Ich gönne mir einen zusätzlichen Tag in Rom und ein kleines Boutique-Hotel mitten im Zentrum. Von hier aus sind alle Sehenswürdigkeiten zu Fuss erreichbar. Das passt. Ich will ja nicht aus der Übung kommen 😂. Kaum habe ich jedoch meinen Rucksack deponiert und bin als gewöhnlicher Stadttourist unterwegs, wird mir bewusst, dass ich in der Wanderkleidung doch eher ‚underdressed‘ daher komme. Speziell die verdreckten Wanderschuhe sind leicht fehl am Platz – bis es zu regnen beginnt – da bin ich dann doch wieder passend gekleidet und eindeutig im Vorteil gegenüber Sandalen und weissen Sneakers. Ich lasse mich durch die Stadt treiben, besuche Sehenswürdigkeiten, aber erkunde auch eher ruhige Quartiere. Mit den vielen TouristInnen fremdle ich etwas. Verschiedene Male und zu verschiedenen Tageszeiten besuche ich meinen Lieblingsplatz, die Piazza Navona. Die Atmosphäre dort berührt mich immer wieder aufs Neue.

Heimfahrt mit Rückblick

Der ‚Freccia Rossa‘, Italiens Hochgeschwindigkeitszug, braust mit 300 km/h nordwärts. Bereits habe ich mich mit dem grössten Bedauern vom heiss geliebten italienischen Kaffee verabschiedet, als ein Steward vorbeikommt und aus einer mobilen Kaffeemaschine einen wunderbaren Espresso serviert und das erst noch gratis. Wo gibt es denn sowas sonst noch auf der Welt? Viva Italia 🇮🇹!

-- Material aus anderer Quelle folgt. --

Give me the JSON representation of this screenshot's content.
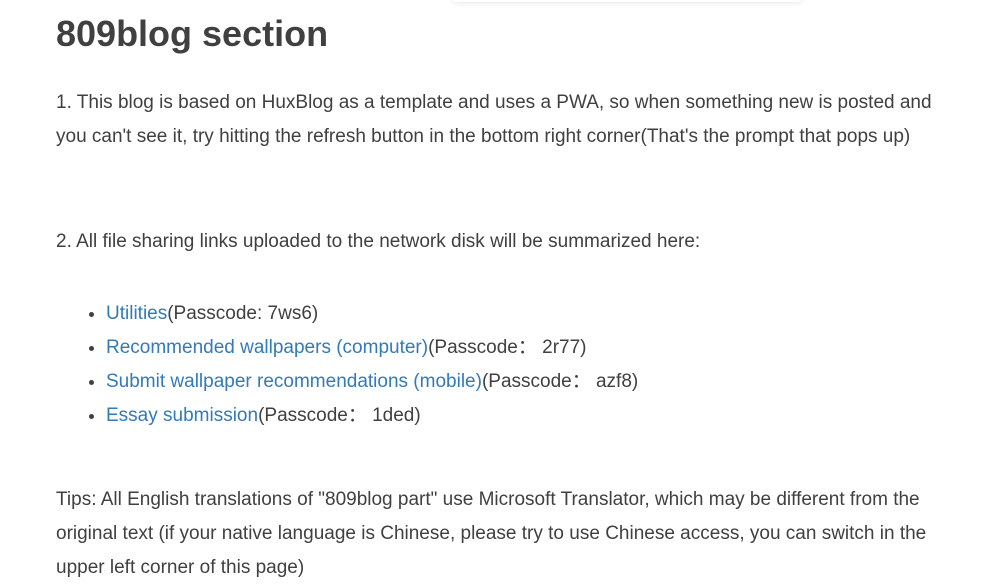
{
  "page": {
    "title": "809blog section"
  },
  "paragraphs": {
    "p1": "1. This blog is based on HuxBlog as a template and uses a PWA, so when something new is posted and you can't see it, try hitting the refresh button in the bottom right corner(That's the prompt that pops up)",
    "p2": "2. All file sharing links uploaded to the network disk will be summarized here:",
    "tips": "Tips: All English translations of \"809blog part\" use Microsoft Translator, which may be different from the original text (if your native language is Chinese, please try to use Chinese access, you can switch in the upper left corner of this page)"
  },
  "links": [
    {
      "label": "Utilities",
      "passcode": "(Passcode: 7ws6)"
    },
    {
      "label": "Recommended wallpapers (computer)",
      "passcode": "(Passcode： 2r77)"
    },
    {
      "label": "Submit wallpaper recommendations (mobile)",
      "passcode": "(Passcode： azf8)"
    },
    {
      "label": "Essay submission",
      "passcode": "(Passcode： 1ded)"
    }
  ],
  "colors": {
    "text": "#404040",
    "link": "#337ab7",
    "background": "#ffffff"
  }
}
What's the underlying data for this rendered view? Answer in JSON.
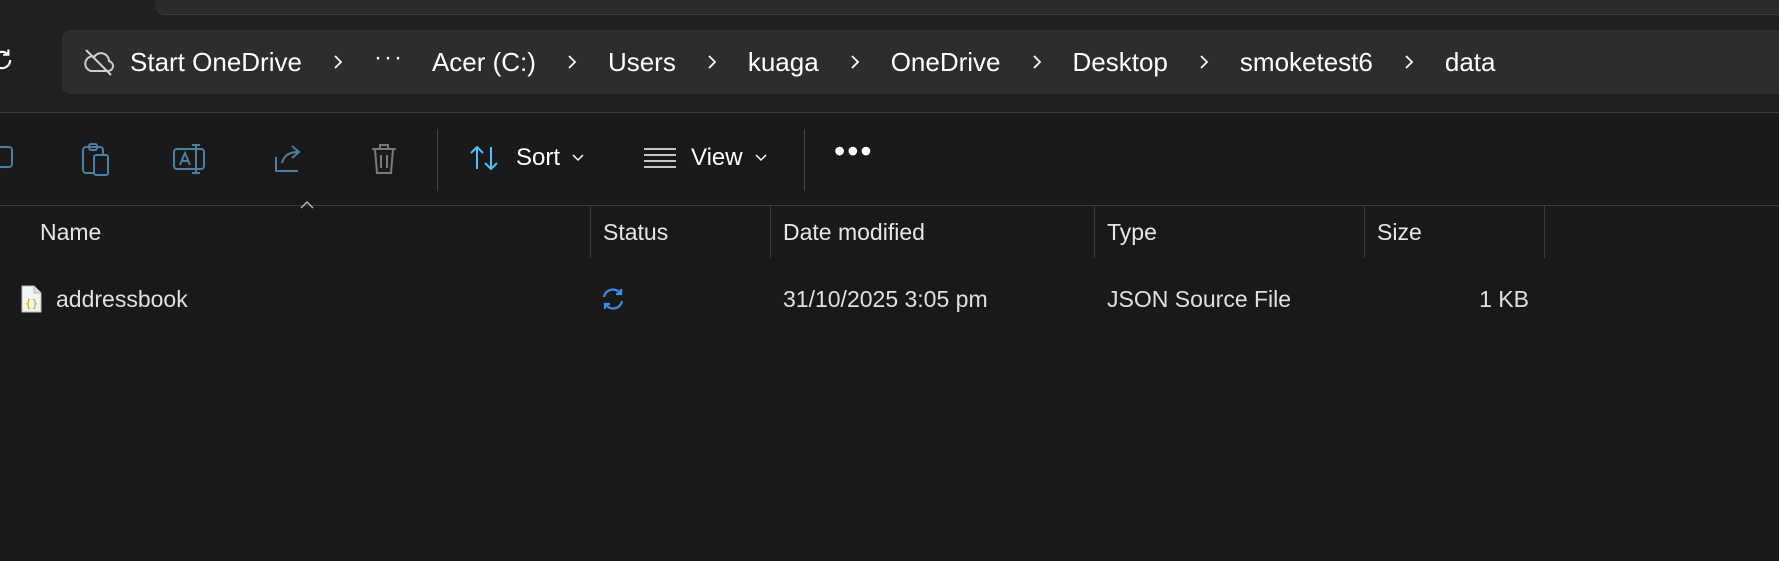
{
  "breadcrumb": {
    "onedrive_label": "Start OneDrive",
    "overflow_label": "···",
    "items": [
      "Acer (C:)",
      "Users",
      "kuaga",
      "OneDrive",
      "Desktop",
      "smoketest6",
      "data"
    ]
  },
  "toolbar": {
    "sort_label": "Sort",
    "view_label": "View",
    "more_label": "•••",
    "icons": [
      "new-icon",
      "paste-icon",
      "rename-icon",
      "share-icon",
      "delete-icon"
    ]
  },
  "columns": {
    "name": "Name",
    "status": "Status",
    "date": "Date modified",
    "type": "Type",
    "size": "Size"
  },
  "files": [
    {
      "name": "addressbook",
      "status_icon": "sync-pending-icon",
      "date": "31/10/2025 3:05 pm",
      "type": "JSON Source File",
      "size": "1 KB"
    }
  ],
  "colors": {
    "background": "#191919",
    "chrome": "#202020",
    "address_bar": "#2d2d2d",
    "accent_blue": "#4cc2ff",
    "sync_blue": "#3a8ee6"
  }
}
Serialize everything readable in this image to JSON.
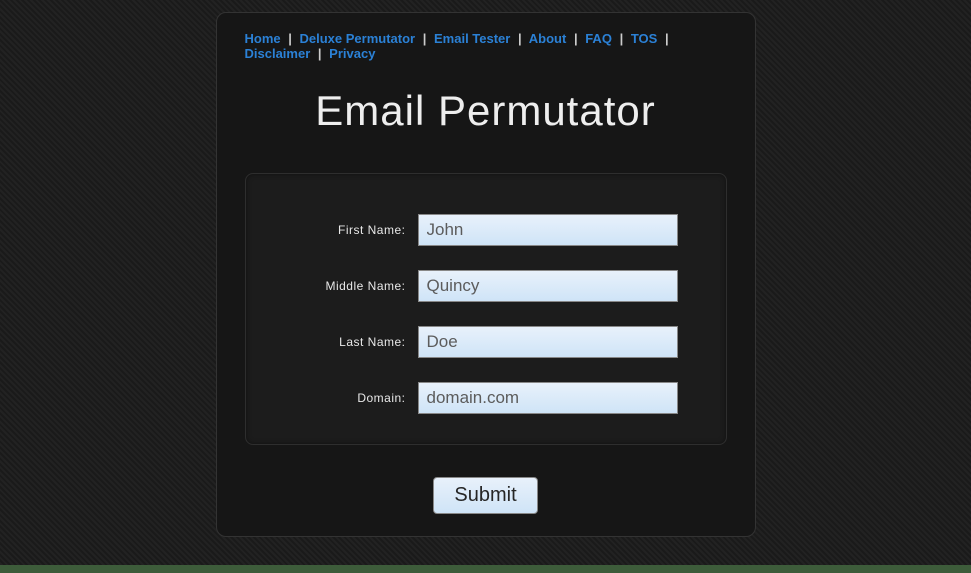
{
  "nav": {
    "home": "Home",
    "deluxe": "Deluxe Permutator",
    "tester": "Email Tester",
    "about": "About",
    "faq": "FAQ",
    "tos": "TOS",
    "disclaimer": "Disclaimer",
    "privacy": "Privacy",
    "sep": "|"
  },
  "title": "Email Permutator",
  "form": {
    "first_label": "First Name:",
    "first_value": "John",
    "middle_label": "Middle Name:",
    "middle_value": "Quincy",
    "last_label": "Last Name:",
    "last_value": "Doe",
    "domain_label": "Domain:",
    "domain_value": "domain.com"
  },
  "submit": "Submit"
}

Im Höchsttempo fliegen die umbrischen Hügel an mir vorbei. Nach 1,5 Stunden erreicht der Zug Florenz und hat somit meine Wanderstrecke in Nullkommanichts bewältigt. Unglaublich! Ich bin ja gar noch südlich von Florenz gestartet und brauchte zu Fuss für die Strecke nach Rom drei Wochen!!! Grund genug, um hier und jetzt mal über den Sinn des Weitwanderns zu reflektieren.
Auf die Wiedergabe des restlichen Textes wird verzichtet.